Premier débat acrimonieux entre candidats à la mairie de Montréal
Les échanges ont été vifs lors du premier débat entre les candidats à la mairie de Montréal, présenté en soirée vendredi à l’Université du Québec à Montréal par l’Institut du Nouveau Monde.
Denis Coderre, Richard Bergeron, Marcel Côté et Mélanie Joly n’ont pas hésité à tirer à boulets rouges les uns sur les autres à propos de l’intégrité.
Le chef du parti Projet Montréal, Richard Bergeron, a ouvert le bal en affirmant être le seul à n’avoir rien à cacher. «Je vais faire simple, il n’y a pas un seul membre d’Union Montréal à Projet Montréal», a déclaré ce dernier, suscitant les applaudissements de la foule.
Denis Coderre, qui a démissionné de son poste de député fédéral de Bourassa le mois dernier pour fonder son parti, Équipe Denis Coderre, a repoussé ces attaques catégoriquement. «Laissons les petites chicanes de côté et parlons des vrais enjeux», a invité M. Coderre.

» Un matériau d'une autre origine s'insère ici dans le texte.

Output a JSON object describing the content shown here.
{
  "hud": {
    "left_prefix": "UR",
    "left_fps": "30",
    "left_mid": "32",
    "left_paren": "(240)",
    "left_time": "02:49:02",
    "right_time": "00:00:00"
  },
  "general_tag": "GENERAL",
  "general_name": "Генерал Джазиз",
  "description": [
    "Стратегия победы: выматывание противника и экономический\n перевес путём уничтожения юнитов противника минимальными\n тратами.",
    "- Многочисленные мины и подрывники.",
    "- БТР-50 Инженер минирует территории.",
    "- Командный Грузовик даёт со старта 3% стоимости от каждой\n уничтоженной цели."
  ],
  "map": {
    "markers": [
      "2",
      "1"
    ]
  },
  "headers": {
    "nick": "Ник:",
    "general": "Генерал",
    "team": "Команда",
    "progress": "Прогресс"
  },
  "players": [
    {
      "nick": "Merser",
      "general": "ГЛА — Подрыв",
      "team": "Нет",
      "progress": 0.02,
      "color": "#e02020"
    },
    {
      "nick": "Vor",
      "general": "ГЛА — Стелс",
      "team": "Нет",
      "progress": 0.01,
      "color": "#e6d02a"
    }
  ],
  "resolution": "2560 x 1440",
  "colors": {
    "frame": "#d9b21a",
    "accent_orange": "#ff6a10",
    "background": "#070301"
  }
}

Les échanges ont tout de même tourné au vinaigre avec de nombreuses attaques tout au long du débat. Le fantôme de l’ancienne administration Tremblay a poussé les candidats à montrer patte blanche. Denis Coderre a dû répondre à plusieurs questions sur la présence de nombreux ex-membres d’Union Montréal au sein de son équipe. «Il faut arrêter d’accuser les gens par association, a tranché Coderre. Nous devons mettre fin au cynisme.»
Richard Bergeron a plus tard exhorté ses trois adversaires à faire état du financement de leur parti avant la prochaine élection, le 3 novembre.
Le thème d’une meilleure gestion de la ville est également revenu sans cesse durant le débat. Le candidat indépendant Marcel Côté, à la tête d’une coalition regroupant notamment le parti de Louise Harel, Vision Montréal, a mis de l’avant son expertise d’hommes d’affaires en proposant ses idées d’investissement pour Montréal, surtout dans les transports en commun. Il a cependant invité à choisir ces derniers avec discernement. «Il faut améliorer la gestion de la ville, car Montréal a beaucoup souffert de mauvaise gestion», fait-il valoir.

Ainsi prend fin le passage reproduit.